De acordo com a Diretora de Comunicação da Corteva América Latina, Vivian Bialski, a pesquisa demonstrou que as mulheres que trabalham neste setor se sentem muito orgulhosas. “Cerca de 90% das mulheres estão orgulhosas em fazer parte do agronegócio, assim como no Brasil que tem a mesma estimativa mundial”, afirma.

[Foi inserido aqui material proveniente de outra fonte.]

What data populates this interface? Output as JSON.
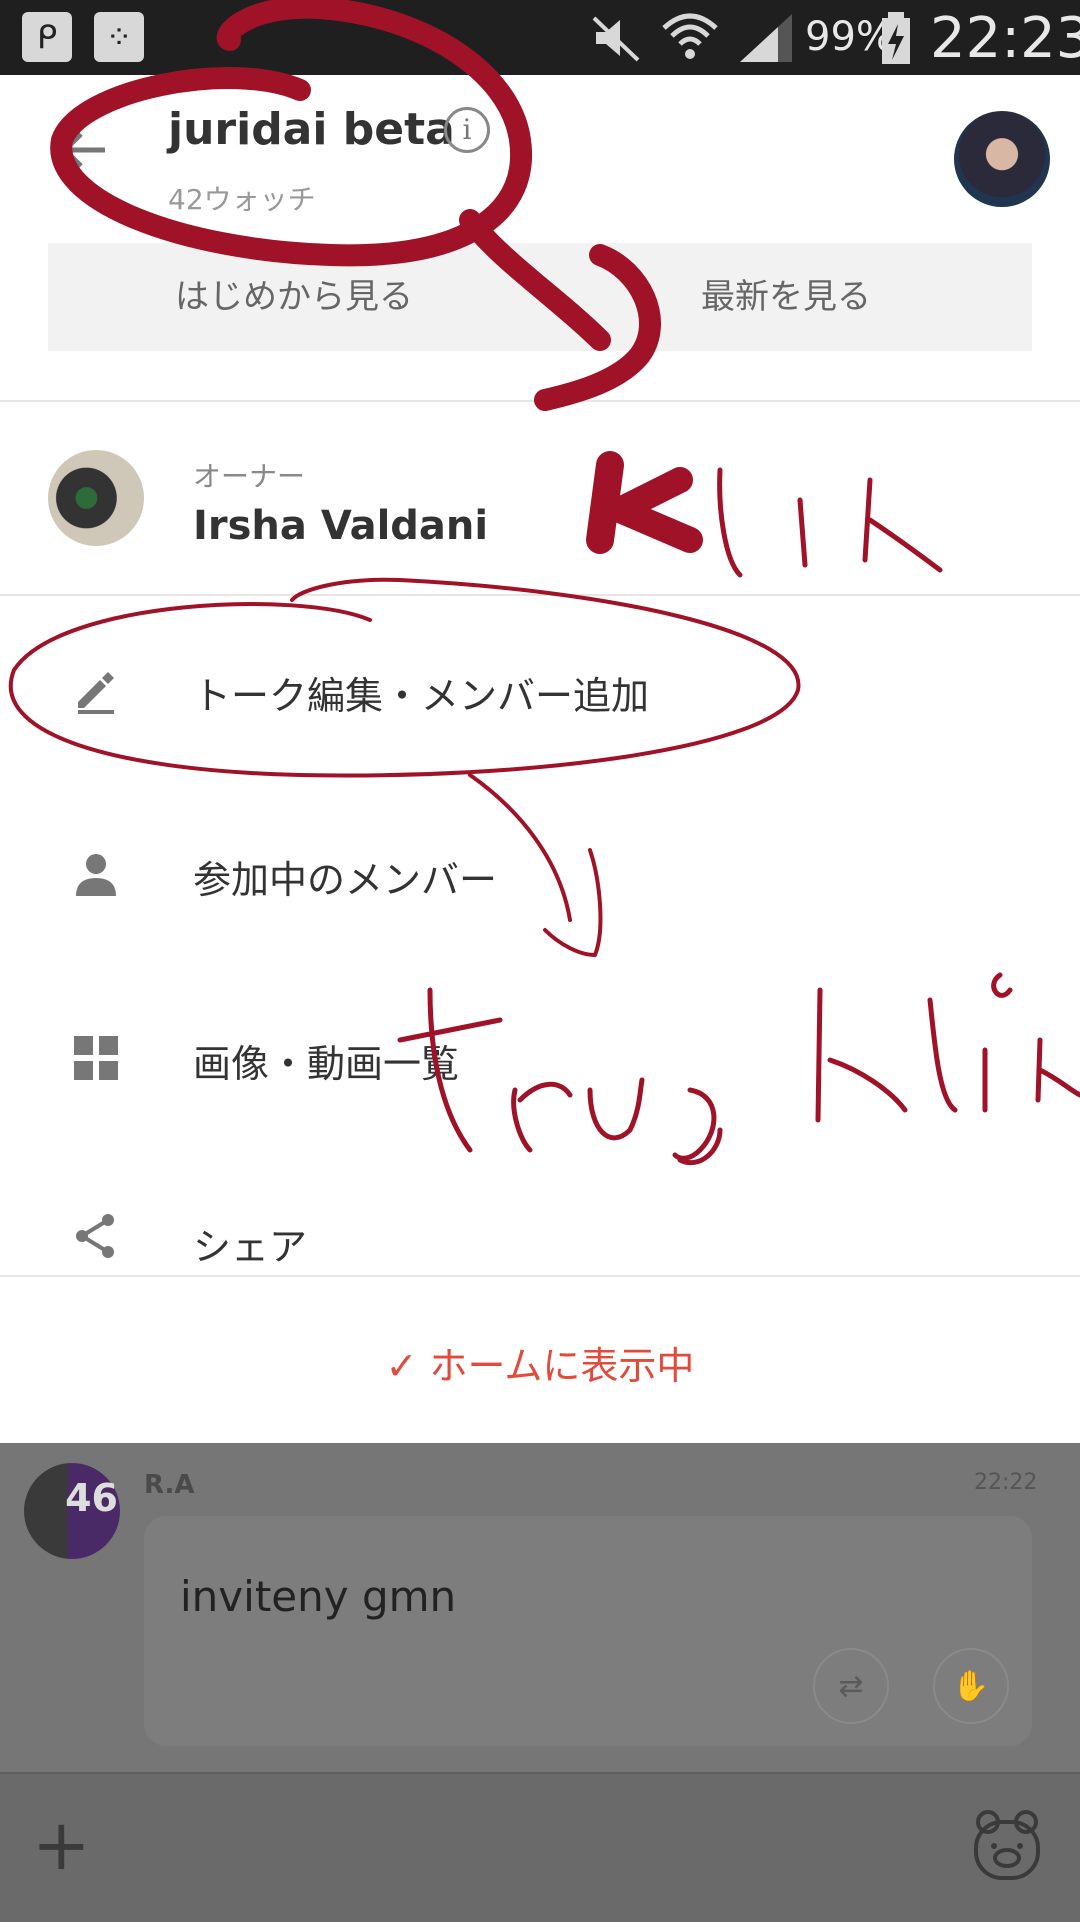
{
  "status_bar": {
    "app_icon_1": "p-app-icon",
    "app_icon_2": "bbm-icon",
    "battery_text": "99%",
    "time": "22:23",
    "icons": [
      "mute-icon",
      "wifi-icon",
      "signal-icon",
      "battery-icon"
    ]
  },
  "header": {
    "title": "juridai beta",
    "watch_count": "42ウォッチ",
    "info_icon": "info-icon",
    "back_icon": "back-arrow-icon"
  },
  "view_buttons": {
    "from_start": "はじめから見る",
    "latest": "最新を見る"
  },
  "owner": {
    "label": "オーナー",
    "name": "Irsha Valdani"
  },
  "menu": [
    {
      "icon": "pencil-icon",
      "label": "トーク編集・メンバー追加"
    },
    {
      "icon": "person-icon",
      "label": "参加中のメンバー"
    },
    {
      "icon": "grid-icon",
      "label": "画像・動画一覧"
    },
    {
      "icon": "share-icon",
      "label": "シェア"
    }
  ],
  "home_status": "✓ ホームに表示中",
  "chat": {
    "avatar_text": "46",
    "sender": "R.A",
    "time": "22:22",
    "message": "inviteny gmn"
  },
  "annotations": {
    "word_1": "klik",
    "word_2": "trus klik"
  },
  "colors": {
    "accent_red": "#e24a3b",
    "annotation_red": "#a01228",
    "status_bar": "#1f1f1f",
    "dim_overlay": "#767676"
  }
}
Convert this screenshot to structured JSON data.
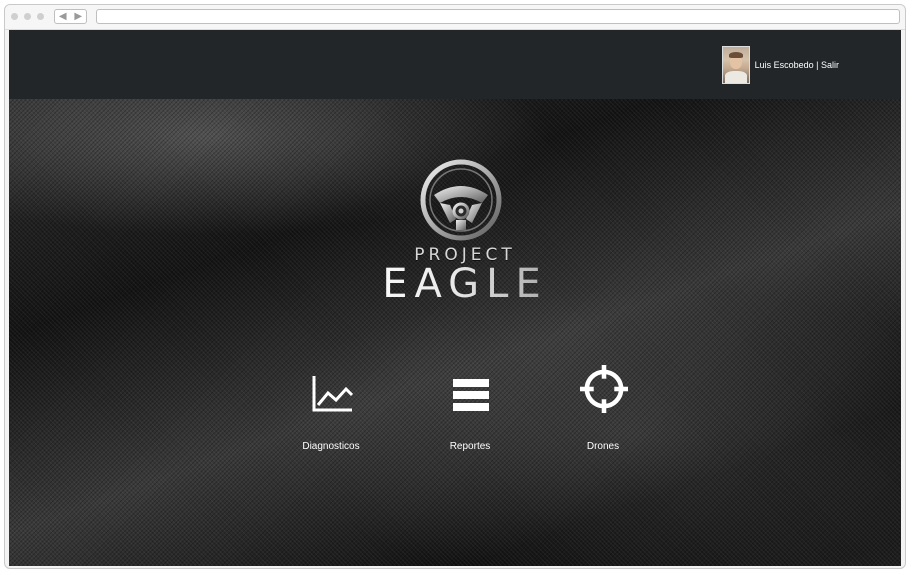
{
  "user": {
    "name_and_logout": "Luis Escobedo | Salir"
  },
  "logo": {
    "line1": "PROJECT",
    "line2": "EAGLE"
  },
  "menu": [
    {
      "label": "Diagnosticos",
      "icon": "line-chart-icon"
    },
    {
      "label": "Reportes",
      "icon": "list-bars-icon"
    },
    {
      "label": "Drones",
      "icon": "crosshair-icon"
    }
  ]
}
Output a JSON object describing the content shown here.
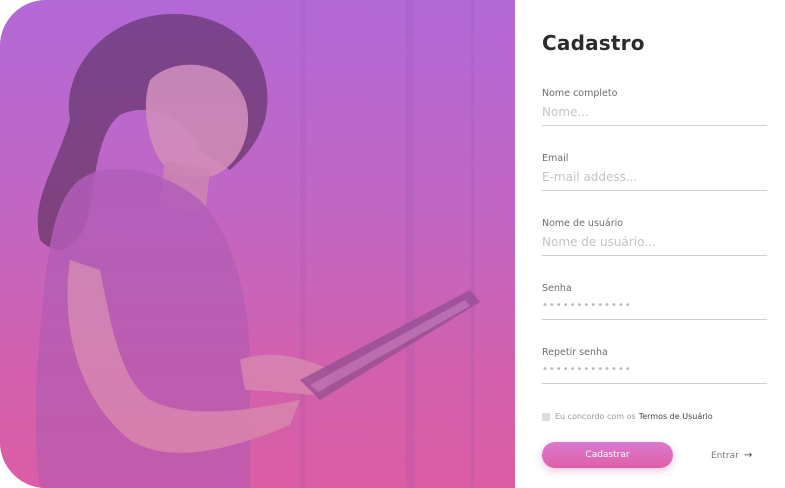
{
  "hero": {
    "image_icon": "woman-with-tablet-photo",
    "gradient_top": "#b06ad6",
    "gradient_bottom": "#e3599a"
  },
  "form": {
    "title": "Cadastro",
    "fields": [
      {
        "label": "Nome completo",
        "placeholder": "Nome..."
      },
      {
        "label": "Email",
        "placeholder": "E-mail addess..."
      },
      {
        "label": "Nome de usuário",
        "placeholder": "Nome de usuário..."
      },
      {
        "label": "Senha",
        "placeholder": "•••••••••••••"
      },
      {
        "label": "Repetir senha",
        "placeholder": "•••••••••••••"
      }
    ],
    "terms": {
      "text": "Eu concordo com os",
      "link": "Termos de Usuário"
    },
    "submit_label": "Cadastrar",
    "login_link": "Entrar",
    "login_arrow": "→",
    "accent_color": "#df5fa6"
  }
}
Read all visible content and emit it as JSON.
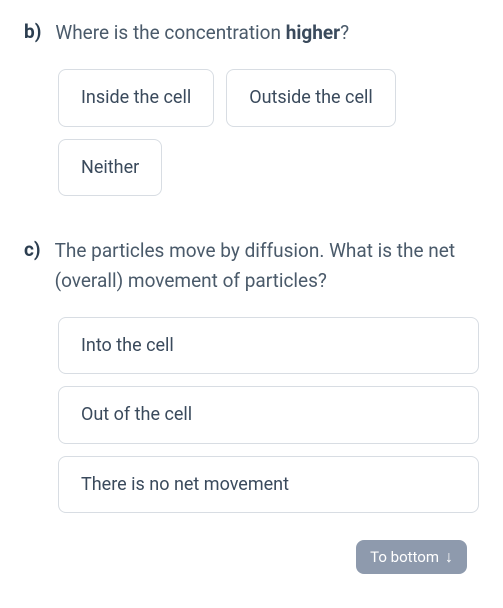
{
  "questions": {
    "b": {
      "label": "b)",
      "text_before": "Where is the concentration ",
      "text_bold": "higher",
      "text_after": "?",
      "options": [
        "Inside the cell",
        "Outside the cell",
        "Neither"
      ]
    },
    "c": {
      "label": "c)",
      "text": "The particles move by diffusion. What is the net (overall) movement of particles?",
      "options": [
        "Into the cell",
        "Out of the cell",
        "There is no net movement"
      ]
    }
  },
  "toBottom": {
    "label": "To bottom",
    "icon": "↓"
  }
}
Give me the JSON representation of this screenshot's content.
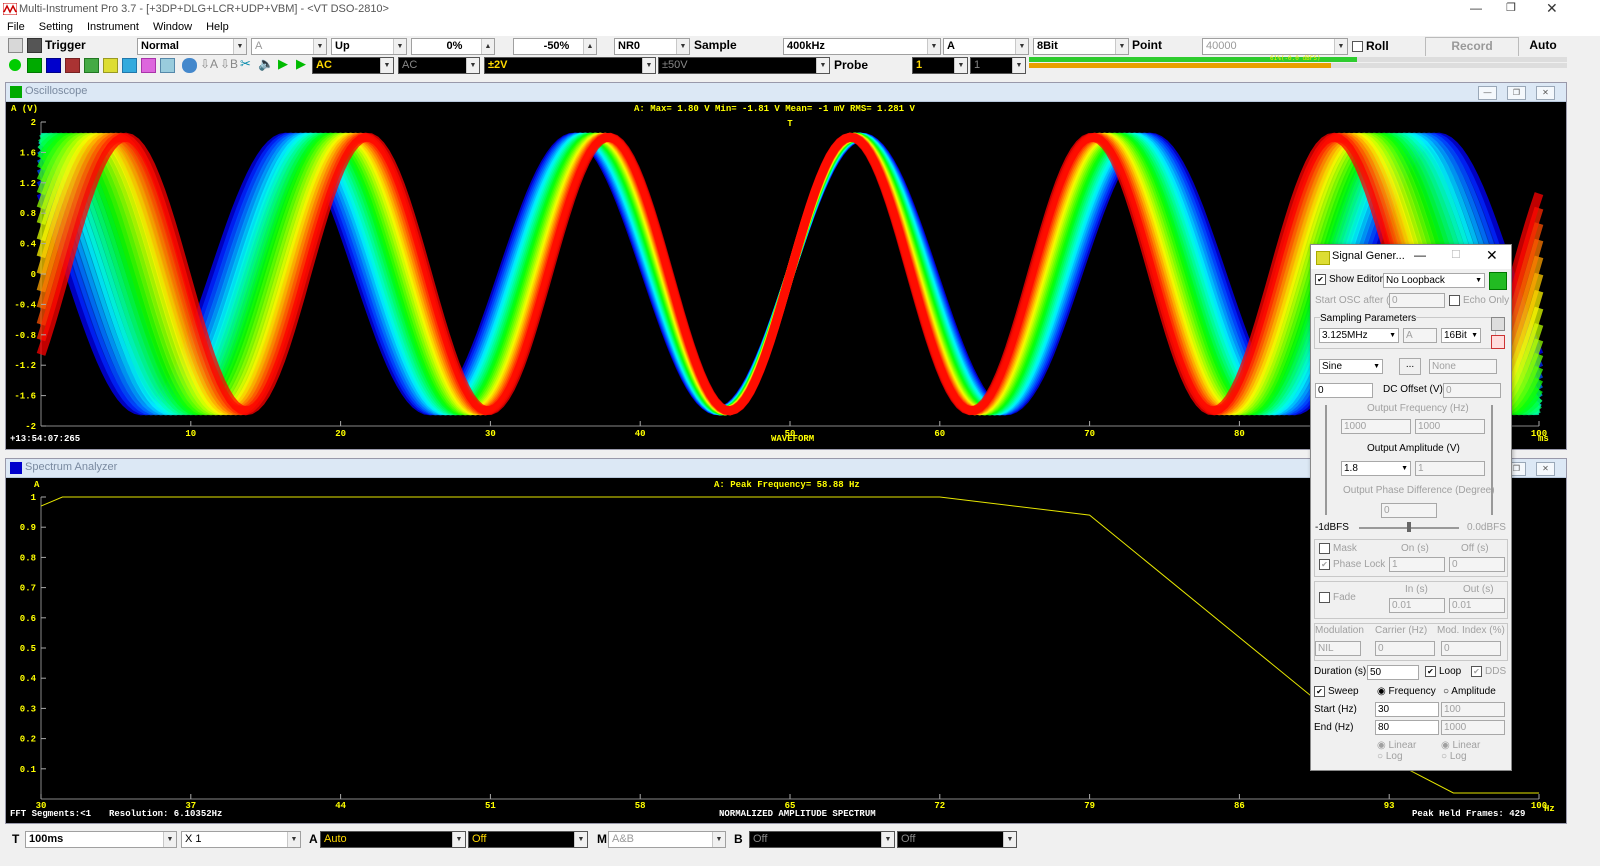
{
  "app": {
    "title": "Multi-Instrument Pro 3.7  -  [+3DP+DLG+LCR+UDP+VBM]  -  <VT DSO-2810>"
  },
  "menu": [
    "File",
    "Setting",
    "Instrument",
    "Window",
    "Help"
  ],
  "toolbar1": {
    "trigger_label": "Trigger",
    "mode": "Normal",
    "source": "A",
    "edge": "Up",
    "level": "0%",
    "position": "-50%",
    "nr": "NR0",
    "sample_label": "Sample",
    "rate": "400kHz",
    "channel": "A",
    "bits": "8Bit",
    "point_label": "Point",
    "points": "40000",
    "roll_label": "Roll",
    "record_label": "Record",
    "auto_label": "Auto"
  },
  "toolbar2": {
    "coupling_a": "AC",
    "coupling_b": "AC",
    "range_a": "±2V",
    "range_b": "±50V",
    "probe_label": "Probe",
    "probe_a": "1",
    "probe_b": "1",
    "progress_text": "61%(-0.0 dBFS)",
    "progress": 0.61
  },
  "osc": {
    "title": "Oscilloscope",
    "ylabel": "A (V)",
    "stats": "A: Max=  1.80  V  Min= -1.81  V  Mean=    -1 mV  RMS=  1.281  V",
    "yticks": [
      "2",
      "1.6",
      "1.2",
      "0.8",
      "0.4",
      "0",
      "-0.4",
      "-0.8",
      "-1.2",
      "-1.6",
      "-2"
    ],
    "xticks": [
      "10",
      "20",
      "30",
      "40",
      "50",
      "60",
      "70",
      "80",
      "90",
      "100"
    ],
    "xunit": "ms",
    "time": "+13:54:07:265",
    "footer": "WAVEFORM"
  },
  "spec": {
    "title": "Spectrum Analyzer",
    "ylabel": "A",
    "peak": "A: Peak Frequency=    58.88  Hz",
    "yticks": [
      "1",
      "0.9",
      "0.8",
      "0.7",
      "0.6",
      "0.5",
      "0.4",
      "0.3",
      "0.2",
      "0.1"
    ],
    "xticks": [
      "30",
      "37",
      "44",
      "51",
      "58",
      "65",
      "72",
      "79",
      "86",
      "93",
      "100"
    ],
    "xunit": "Hz",
    "fft": "FFT Segments:<1",
    "resolution": "Resolution: 6.10352Hz",
    "footer": "NORMALIZED AMPLITUDE SPECTRUM",
    "held": "Peak Held Frames: 429"
  },
  "chart_data": [
    {
      "type": "line",
      "title": "WAVEFORM",
      "ylabel": "A (V)",
      "xlabel": "ms",
      "xlim": [
        0,
        100
      ],
      "ylim": [
        -2,
        2
      ],
      "series": [
        {
          "name": "A",
          "description_values": {
            "max": 1.8,
            "min": -1.81,
            "mean_mV": -1,
            "rms": 1.281
          }
        }
      ]
    },
    {
      "type": "line",
      "title": "NORMALIZED AMPLITUDE SPECTRUM",
      "xlabel": "Hz",
      "ylabel": "A",
      "xlim": [
        30,
        100
      ],
      "ylim": [
        0,
        1
      ],
      "x": [
        30,
        31,
        72,
        79,
        93,
        96,
        100
      ],
      "series": [
        {
          "name": "A",
          "values": [
            0.97,
            1.0,
            1.0,
            0.94,
            0.13,
            0.02,
            0.02
          ]
        }
      ]
    }
  ],
  "siggen": {
    "title": "Signal Gener...",
    "show_editor": "Show Editor",
    "loopback": "No Loopback",
    "start_osc": "Start OSC after (s)",
    "start_osc_val": "0",
    "echo_only": "Echo Only",
    "sampling": "Sampling Parameters",
    "samp_rate": "3.125MHz",
    "samp_ch": "A",
    "samp_bits": "16Bit",
    "wave": "Sine",
    "wave_more": "...",
    "wave_b": "None",
    "offset_a": "0",
    "dc_offset": "DC Offset (V)",
    "offset_b": "0",
    "out_freq": "Output Frequency (Hz)",
    "freq_a": "1000",
    "freq_b": "1000",
    "out_amp": "Output Amplitude (V)",
    "amp_a": "1.8",
    "amp_b": "1",
    "phase_diff": "Output Phase Difference (Degree)",
    "phase": "0",
    "dbfs_left": "-1dBFS",
    "dbfs_right": "0.0dBFS",
    "mask": "Mask",
    "on_s": "On (s)",
    "off_s": "Off (s)",
    "phase_lock": "Phase Lock",
    "on_val": "1",
    "off_val": "0",
    "fade": "Fade",
    "in_s": "In (s)",
    "out_s": "Out (s)",
    "in_val": "0.01",
    "out_val": "0.01",
    "modulation": "Modulation",
    "carrier": "Carrier (Hz)",
    "mod_index": "Mod. Index (%)",
    "mod_val": "NIL",
    "carrier_val": "0",
    "index_val": "0",
    "duration": "Duration (s)",
    "duration_val": "50",
    "loop": "Loop",
    "dds": "DDS",
    "sweep": "Sweep",
    "frequency": "Frequency",
    "amplitude": "Amplitude",
    "start_hz": "Start (Hz)",
    "start_a": "30",
    "start_b": "100",
    "end_hz": "End (Hz)",
    "end_a": "80",
    "end_b": "1000",
    "linear": "Linear",
    "log": "Log"
  },
  "bottom": {
    "t": "T",
    "t_val": "100ms",
    "x_val": "X 1",
    "a": "A",
    "a_val": "Auto",
    "a_off": "Off",
    "m": "M",
    "m_val": "A&B",
    "b": "B",
    "b_val": "Off",
    "b_off": "Off"
  }
}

Por outro lado, as produtoras rurais brasileiras estão menos satisfeitas do que a média global. Em que 78% das entrevistadas no Brasil acreditam que existe discriminação de gênero do agronegócio. “Nos outros países essa média é de 66% a diferença entre o percentual mundial e do Brasil e de mais de 10%”, comenta.

Outro ponto que a pesquisa indicou é na questão de renda, sendo que quase 40% das entrevistadas relataram ter renda menor do que os homens e menos acesso a financiamento. “A gente parcelas da população de mulheres no campo que exerce funções muito semelhantes ou idênticas aos cargos dos homens e ganham bem menos”, diz Bialski.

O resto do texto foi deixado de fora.